El otro día me desperté con una publicación de Instagram que decía: “El nihilismo ha muerto, ahora los jóvenes van a misa.”
A simple vista, lo coherente sería que eso despertara satisfacción, incluso orgullo: por fin, aquello en lo que creemos y por lo que vivimos está siendo reconocido por tantos jóvenes. Personas que, en algún momento, callaban o incluso criticaban cuando el nombre de Jesús, o palabras como fe o Iglesia, aparecían en una conversación.
Y ahora son ellos quienes siguen y aplauden canciones, películas o movimientos que anuncian la Palabra de Dios. Son conscientes del amor de Dios, y eso debería ser increíble… o al menos parecerlo de primeras.

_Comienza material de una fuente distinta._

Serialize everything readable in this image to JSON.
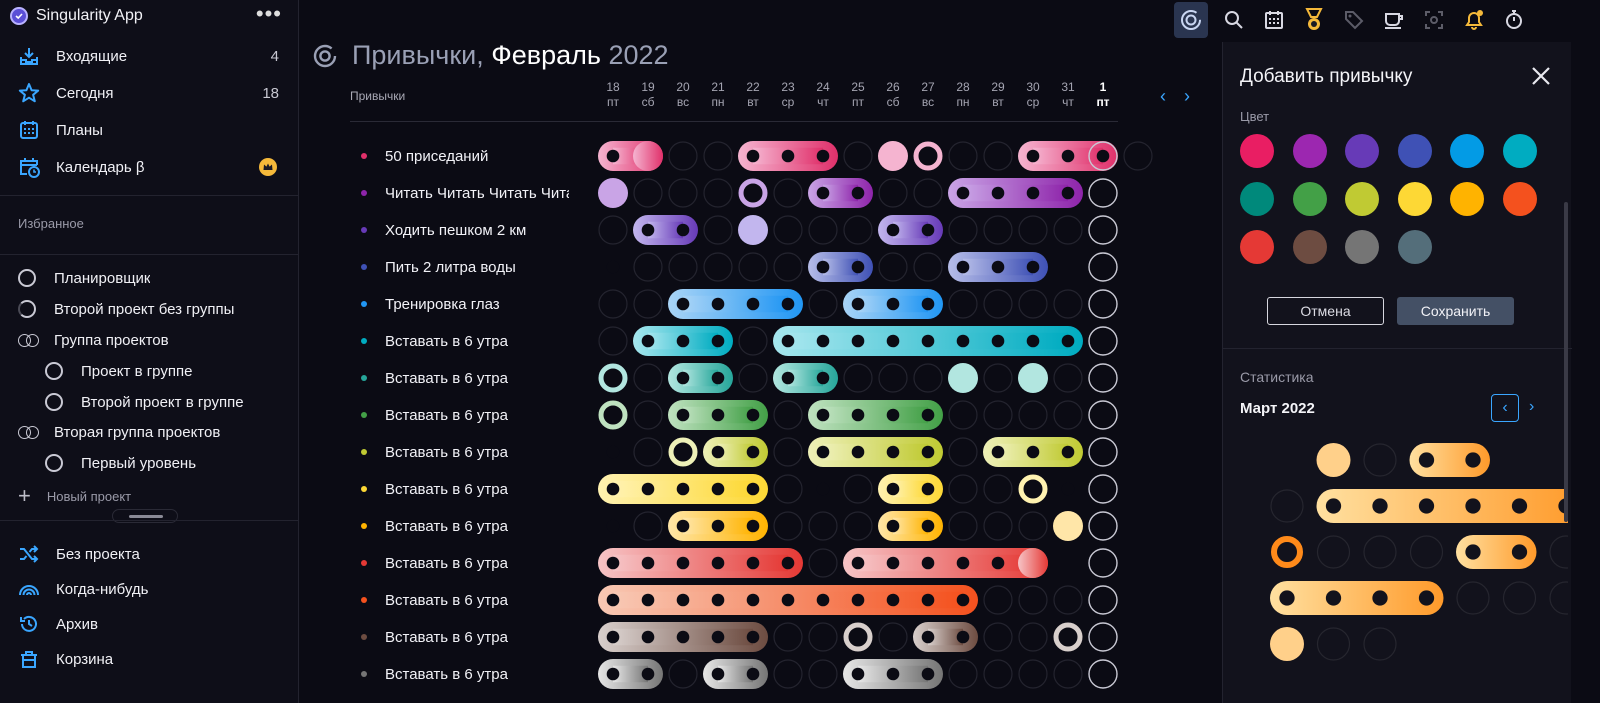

Lo cierto —y perdón por el toque catastrofista— es que no todo puede ser tan bonito.
Por una parte, se acerca el tiempo de Adviento y de Navidad: un tiempo, sin duda, de milagros y de acercarnos a una verdad que nos recuerda que la esperanza no está perdida, y que nace el Amor.
Pero, por otra, pienso: ojalá este amor que ahora vitorea a Dios —como cuando Jesús entró en Jerusalén— no se desvanezca pronto, como cuando solo quedaron tres personas al pie de la cruz.
Somos también la generación de la mecha corta: todo nos ilusiona, lo convertimos en moda… pero lo olvidamos antes de que dé tiempo a echar raíces.
Ojalá quienes ya hemos conocido el amor de Dios seamos capaces de ayudar a construir una base sólida, para que todos podamos mantener viva esta ilusión por Jesús. Que, cuando se acaben las series, los conciertos y llegue la cruz, nos mantengamos firmes en la fe.